Молодая женщина не поворачивала к ним головы с золотистой короткой стрижкой. Белосельцев быстролетно оглядел ее всю, от красивого плотного жакета и шелковой блузки, из которой подымалась нежная белая шея с золотыми капельками цепочки, до широкой свободной юбки, из-под которой виднелись круглые колени. На этих коленях покоились ее руки с маникюром, в золотых колечках с крохотными рубиновыми и изумрудными камушками. Она подняла к глазам запястье, где ободком поблескивали маленькие часы на узорном браслете. И все ее одеяние, цепочка, часы и колечки показались Белосельцеву тщательно подобранными, скрупулезно продуманными, мелочно сконструированными. Он решил, что она принадлежит к тем женщинам, что лишены естественности и свободы, но в непрерывных усилиях создают свою внешность, искусственно формируют свой облик, манеры, судьбу, выстраивая ее из множества мелких ухищрений, достигая в конце концов своей цели – выгодного замужества, удачной карьеры, создания вокруг себя удобного мирка, незатейливого и нарядного, как елочная игрушка. «Елочная игрушка» – так окрестил ее Белосельцев, по-прежнему не прощая ей нелюбезность, причисляя к тем особам, что наполняют посольское сообщество, состоящее из жен дипломатов и секретарш, мелочных, языкастых, с неоправданным самомнением.

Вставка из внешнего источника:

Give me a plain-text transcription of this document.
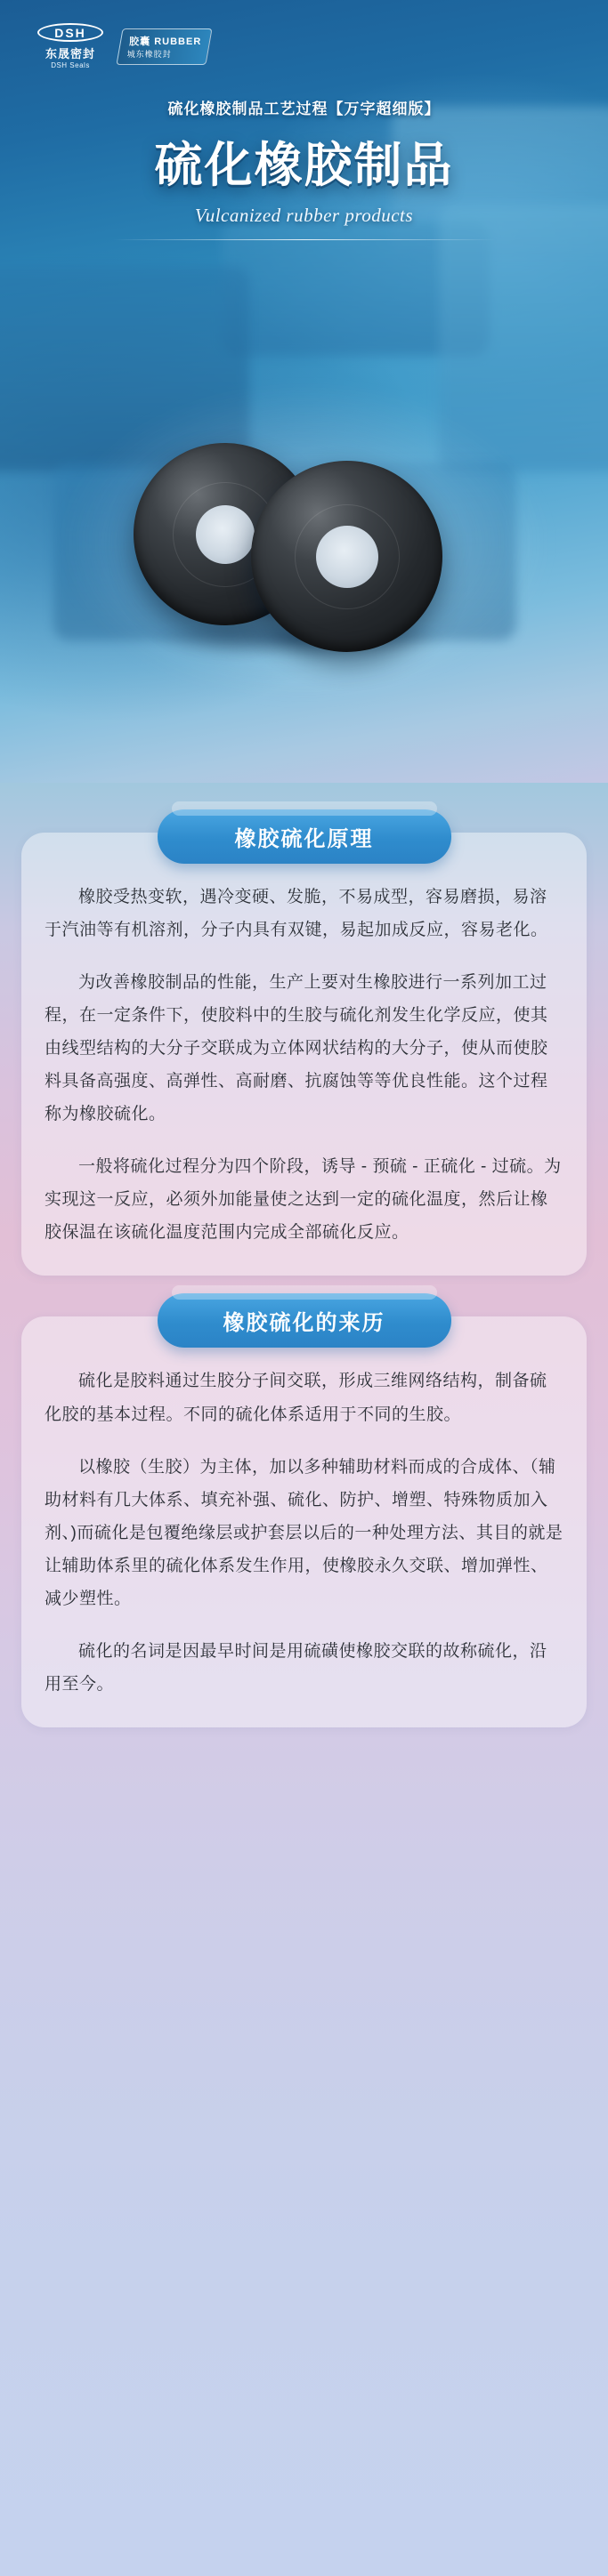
DSH
东晟密封
DSH Seals
胶囊 RUBBER
城东橡胶封
硫化橡胶制品工艺过程【万字超细版】
硫化橡胶制品
Vulcanized rubber products
橡胶硫化原理

橡胶受热变软，遇冷变硬、发脆，不易成型，容易磨损，易溶于汽油等有机溶剂，分子内具有双键，易起加成反应，容易老化。

为改善橡胶制品的性能，生产上要对生橡胶进行一系列加工过程，在一定条件下，使胶料中的生胶与硫化剂发生化学反应，使其由线型结构的大分子交联成为立体网状结构的大分子，使从而使胶料具备高强度、高弹性、高耐磨、抗腐蚀等等优良性能。这个过程称为橡胶硫化。

一般将硫化过程分为四个阶段，诱导 - 预硫 - 正硫化 - 过硫。为实现这一反应，必须外加能量使之达到一定的硫化温度，然后让橡胶保温在该硫化温度范围内完成全部硫化反应。

橡胶硫化的来历

硫化是胶料通过生胶分子间交联，形成三维网络结构，制备硫化胶的基本过程。不同的硫化体系适用于不同的生胶。

以橡胶（生胶）为主体，加以多种辅助材料而成的合成体、（辅助材料有几大体系、填充补强、硫化、防护、增塑、特殊物质加入剂、)而硫化是包覆绝缘层或护套层以后的一种处理方法、其目的就是让辅助体系里的硫化体系发生作用，使橡胶永久交联、增加弹性、减少塑性。

硫化的名词是因最早时间是用硫磺使橡胶交联的故称硫化，沿用至今。
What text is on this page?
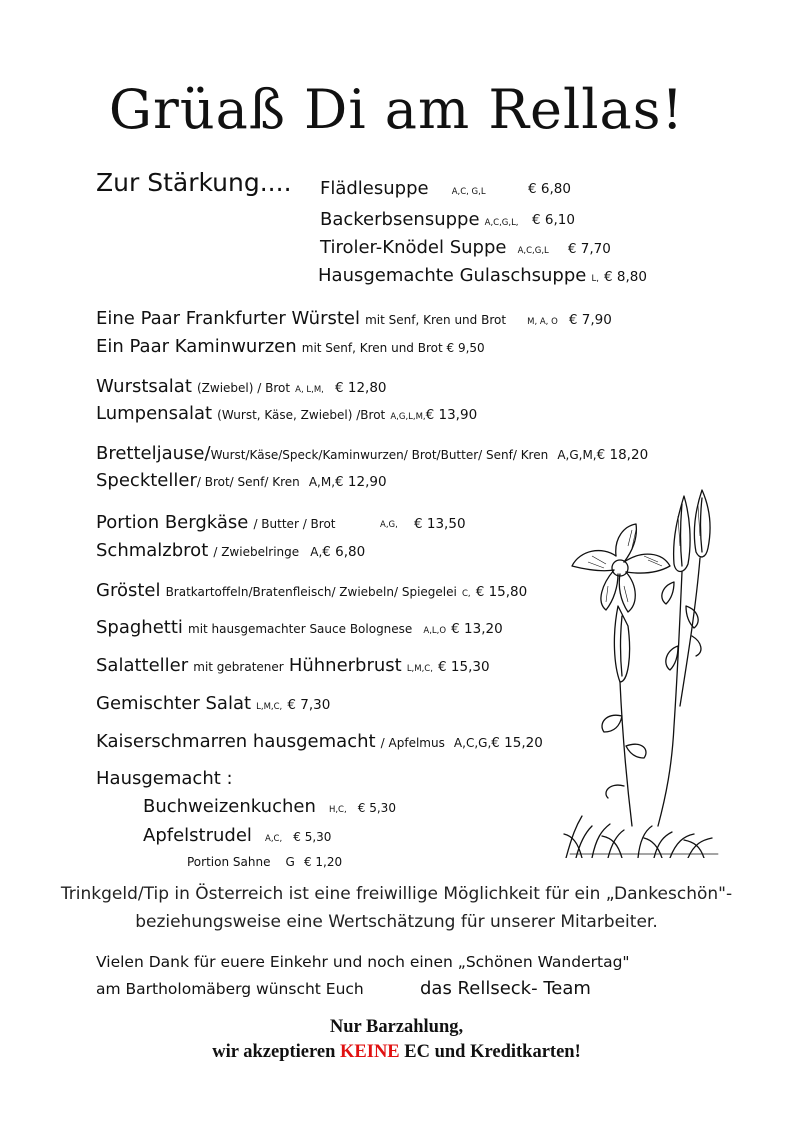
Grüaß Di am Rellas!
Zur Stärkung.... Flädlesuppe	A,C, G,L	€ 6,80
Backerbsensuppe A,C,G,L, € 6,10
Tiroler-Knödel Suppe A,C,G,L € 7,70
Hausgemachte Gulaschsuppe L, € 8,80
Eine Paar Frankfurter Würstel mit Senf, Kren und Brot M, A, O € 7,90
Ein Paar Kaminwurzen mit Senf, Kren und Brot € 9,50
Wurstsalat (Zwiebel) / Brot A, L,M, € 12,80
Lumpensalat (Wurst, Käse, Zwiebel) /Brot A,G,L,M,€ 13,90
Bretteljause/Wurst/Käse/Speck/Kaminwurzen/ Brot/Butter/ Senf/ Kren A,G,M,€ 18,20
Speckteller/ Brot/ Senf/ Kren A,M,€ 12,90
Portion Bergkäse / Butter / Brot	A,G, € 13,50
Schmalzbrot / Zwiebelringe A,€ 6,80
Gröstel Bratkartoffeln/Bratenfleisch/ Zwiebeln/ Spiegelei C, € 15,80
Spaghetti mit hausgemachter Sauce Bolognese A,L,O € 13,20
Salatteller mit gebratener Hühnerbrust L,M,C, € 15,30
Gemischter Salat L,M,C, € 7,30
Kaiserschmarren hausgemacht / Apfelmus A,C,G,€ 15,20
Hausgemacht :
Buchweizenkuchen H,C, € 5,30
Apfelstrudel A,C, € 5,30
Portion Sahne G € 1,20
Trinkgeld/Tip in Österreich ist eine freiwillige Möglichkeit für ein „Dankeschön"-
beziehungsweise eine Wertschätzung für unserer Mitarbeiter.
Vielen Dank für euere Einkehr und noch einen „Schönen Wandertag"
am Bartholomäberg wünscht Euch	das Rellseck- Team
Nur Barzahlung,
wir akzeptieren KEINE EC und Kreditkarten!
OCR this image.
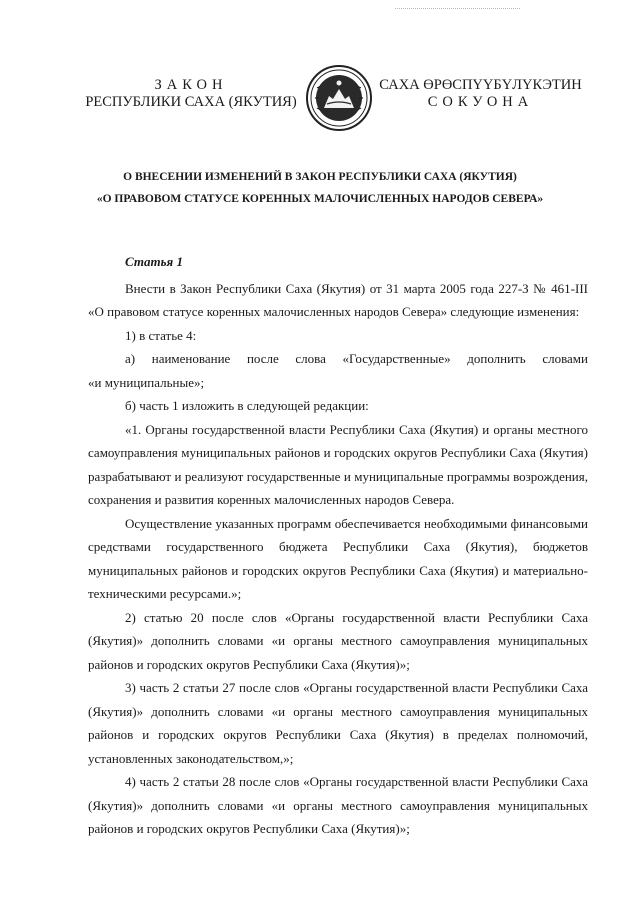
ЗАКОН
РЕСПУБЛИКИ САХА (ЯКУТИЯ)
САХА ӨРӨСПҮҮБҮЛҮКЭТИН
СОКУОНА
О ВНЕСЕНИИ ИЗМЕНЕНИЙ В ЗАКОН РЕСПУБЛИКИ САХА (ЯКУТИЯ)
«О ПРАВОВОМ СТАТУСЕ КОРЕННЫХ МАЛОЧИСЛЕННЫХ НАРОДОВ СЕВЕРА»

Статья 1

Внести в Закон Республики Саха (Якутия) от 31 марта 2005 года 227-З № 461-III «О правовом статусе коренных малочисленных народов Севера» следующие изменения:

1) в статье 4:

а) наименование после слова «Государственные» дополнить словами

«и муниципальные»;

б) часть 1 изложить в следующей редакции:

«1. Органы государственной власти Республики Саха (Якутия) и органы местного самоуправления муниципальных районов и городских округов Республики Саха (Якутия) разрабатывают и реализуют государственные и муниципальные программы возрождения, сохранения и развития коренных малочисленных народов Севера.

Осуществление указанных программ обеспечивается необходимыми финансовыми средствами государственного бюджета Республики Саха (Якутия), бюджетов муниципальных районов и городских округов Республики Саха (Якутия) и материально-техническими ресурсами.»;

2) статью 20 после слов «Органы государственной власти Республики Саха (Якутия)» дополнить словами «и органы местного самоуправления муниципальных районов и городских округов Республики Саха (Якутия)»;

3) часть 2 статьи 27 после слов «Органы государственной власти Республики Саха (Якутия)» дополнить словами «и органы местного самоуправления муниципальных районов и городских округов Республики Саха (Якутия) в пределах полномочий, установленных законодательством,»;

4) часть 2 статьи 28 после слов «Органы государственной власти Республики Саха (Якутия)» дополнить словами «и органы местного самоуправления муниципальных районов и городских округов Республики Саха (Якутия)»;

Самолет лениво, с шелестящими турбинами двигался по взлетному полю, озаряясь пульсирующей рубиновой вспышкой. Замер, вцепившись в ночной бетон, сотрясаясь от нарастающей тяги, свирепого рева, металлического свистящего звона. Тронулся плавно и мощно, превращая мазки лиловых аэродромных огней в летящий пунктир. Белосельцев закрыл глаза, ощущая спиной слепое давление скорости. Каждый раз при взлете он повторял давнишнюю бессловесную молитву. Не о спасении и избежании смерти, а о милосердии Бога, в чьи руки он предает свою судьбу. Огромная могучая ладонь подняла самолет, стала возносить в темное небо, и Белосельцев, благодарный и верящий, отрешаясь от страхов, полагался на всеведающую и вездесущую силу, управлявшую его малой, быстротечной жизнью. Эта воля в который раз направляла его в загадочное странствие, где он среди искушений, смертей и опасностей станет собирать бесценный опыт разведчика, посланного не генералом Лубянки, а Всевышним Творцом, терпеливо поджидающим его возвращения. Встретит на пороге небесных палат. Обратит на него строгий прекрасный лик. И он, Белосельцев, завершив земные странствия, раскроет свою ладонь, покажет Господу добытую в мире маковую росинку знаний.
Самолет делал медленный прощальный вираж, и Москва, как туманная, млечная водоросль, всплывшая из черных глубин Мироздания, удалилась и канула.
Он летел в самолете, оттолкнувшись от вечернего кристаллического «Шереметьева», погружаясь в волнообразные рокоты и гулы турбин, которые, как веретена, выпрядали бесконечную поднебесную нить. Его дремлющий дух до времени отворачивался от надвигавшихся земель и событий, к которым нес его самолет. Не желал преждевременной встречи с тем, что побуждало бы его действовать, думать, тратить себя в бесчисленных контактах с новой чужой реальностью, соединяя себя с ней точечной электрической сваркой.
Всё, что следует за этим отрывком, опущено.